Biaya Naik Kereta Sembilan Hari Separo Ongkos Sekali Naik Taksi
Jika transportasi publik di sini tidak dilirik karena gencarnya pengembangan mobil pribadi, hal sebaliknya terjadi di Jepang. Teknologi digunakan sebesar-besarnya untuk kenyamanan penumpang. Wartawan Jawa Pos Yudi Hananta selama seminggu lebih di Tokyo merasakan betul manfaatnya.
= = = = =
\"TANTANGAN kita sekarang adalah membuat mobil yang fun to drive dan mendorong anak muda untuk merasakan sensasi bermobil. Sebab, sistem transportasi Jepang ini sudah terlalu bagus sehingga mereka lebih memilih menggunakan transportasi umum daripada membeli mobil,\" ucap Masamichi Kogai, CEO Mazda Motor Corp, di Tokyo Motor Show 2013 beberapa waktu lalu.
Setelah sembilan hari beraktivitas di Tokyo, Jawa Pos mengakui, yang dikatakan Kogai benar. Mobilitas liputan dari satu distrik ke distrik lain paling nyaman dan murah jika dilakukan dengan kereta bawah tanah.
Pertengahan tahun lalu ada survei yang membuat pemeringkatan stasiun kereta tersibuk di dunia. Di antara 51 stasiun kereta yang disurvei dari seluruh dunia, hanya enam yang di luar Jepang
Sisanya, sebanyak 45 stasiun tersibuk di dunia, berada di seantero Jepang. Bahkan, yang menempati tiga stasiun tersibuk di dunia ada di Tokyo, yakni Stasiun Shinjuku (dilewati 1,3 juta orang per tahun), Shibuya (1,1 juta), dan terakhir adalah Ikebukuro (910 ribu).
Tak heran jika Shinjuku menjadi lalu lintas orang paling banyak melalui train station ini. Pasalnya, di suburb (kota satelit) itu banyak daerah wisata dan toko merek terkemuka maupun pusat bisnis.
Begitu juga halnya dengan Shibuya yang merupakan suburb \"paling muda\". Sebab, di daerah ini sulit ditemukan orang dengan usia lebih dari 40 tahun.
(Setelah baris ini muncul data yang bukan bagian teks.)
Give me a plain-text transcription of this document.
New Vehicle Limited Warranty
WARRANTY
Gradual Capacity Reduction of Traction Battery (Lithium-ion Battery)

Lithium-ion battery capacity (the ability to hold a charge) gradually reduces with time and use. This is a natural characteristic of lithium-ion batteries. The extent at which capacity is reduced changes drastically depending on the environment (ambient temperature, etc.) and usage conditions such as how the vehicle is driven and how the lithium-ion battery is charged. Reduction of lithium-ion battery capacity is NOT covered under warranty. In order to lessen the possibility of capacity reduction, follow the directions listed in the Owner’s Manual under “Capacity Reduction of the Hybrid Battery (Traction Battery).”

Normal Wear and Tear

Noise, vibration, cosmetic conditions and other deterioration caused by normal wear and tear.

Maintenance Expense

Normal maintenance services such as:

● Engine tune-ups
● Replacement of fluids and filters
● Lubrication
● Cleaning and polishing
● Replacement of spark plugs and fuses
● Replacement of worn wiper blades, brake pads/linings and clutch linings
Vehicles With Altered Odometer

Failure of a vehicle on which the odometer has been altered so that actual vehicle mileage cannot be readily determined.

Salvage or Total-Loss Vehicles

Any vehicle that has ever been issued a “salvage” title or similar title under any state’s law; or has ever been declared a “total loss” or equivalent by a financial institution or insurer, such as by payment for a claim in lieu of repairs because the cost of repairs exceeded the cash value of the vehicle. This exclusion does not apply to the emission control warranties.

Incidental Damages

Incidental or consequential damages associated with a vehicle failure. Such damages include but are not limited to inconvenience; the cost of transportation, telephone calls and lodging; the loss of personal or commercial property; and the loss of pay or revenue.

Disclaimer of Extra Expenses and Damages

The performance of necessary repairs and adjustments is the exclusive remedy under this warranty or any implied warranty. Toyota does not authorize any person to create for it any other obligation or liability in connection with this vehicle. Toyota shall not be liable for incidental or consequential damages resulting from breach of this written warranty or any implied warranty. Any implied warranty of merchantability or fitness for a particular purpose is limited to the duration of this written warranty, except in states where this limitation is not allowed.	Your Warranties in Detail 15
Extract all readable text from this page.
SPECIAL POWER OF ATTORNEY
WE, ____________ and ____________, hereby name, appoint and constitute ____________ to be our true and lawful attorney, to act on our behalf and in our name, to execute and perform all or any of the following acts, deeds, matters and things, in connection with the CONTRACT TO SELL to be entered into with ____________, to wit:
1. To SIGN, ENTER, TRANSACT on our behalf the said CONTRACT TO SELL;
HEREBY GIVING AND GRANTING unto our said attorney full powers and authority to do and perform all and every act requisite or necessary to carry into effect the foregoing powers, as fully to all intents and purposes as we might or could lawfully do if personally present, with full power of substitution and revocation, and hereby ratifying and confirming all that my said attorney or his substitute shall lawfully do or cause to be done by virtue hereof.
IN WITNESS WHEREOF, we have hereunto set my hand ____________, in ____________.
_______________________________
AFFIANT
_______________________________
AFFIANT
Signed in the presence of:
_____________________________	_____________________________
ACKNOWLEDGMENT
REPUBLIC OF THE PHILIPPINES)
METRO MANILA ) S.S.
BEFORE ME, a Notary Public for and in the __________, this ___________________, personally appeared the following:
Hampir semuanya anak muda di kota satelit ini.
Di Shibuya banyak sekali fashion outlet, salah satu yang terkenal dan terbesar adalah Shibuya 109, tempat dugem maupun tempat main game. Memang semuanya ditujukan untuk anak muda.
Perempatan Shibuya juga paling terkenal di dunia karena merupakan perempatan paling ramai sedunia, diseberangi sekitar dua miliar orang per tahun! Sampai-sampai dijadikan salah satu latar film franchise kebut-kebutan mobil The Fast and the Furious: Tokyo Drift, film Lost in Translation, dan Resident Evil: Afterlife.
Enaknya di Tokyo, kita tidak perlu takut tersasar karena menggunakan aplikasi Google Maps. Aplikasi penunjuk arah itu menunjukkan rute lengkap dan detail harus naik kereta jalur apa dengan tujuan mana, lalu harus ganti kereta di mana. Begitu pula jarak tempuh antarkereta dalam menit, juga tercantum dengan detail.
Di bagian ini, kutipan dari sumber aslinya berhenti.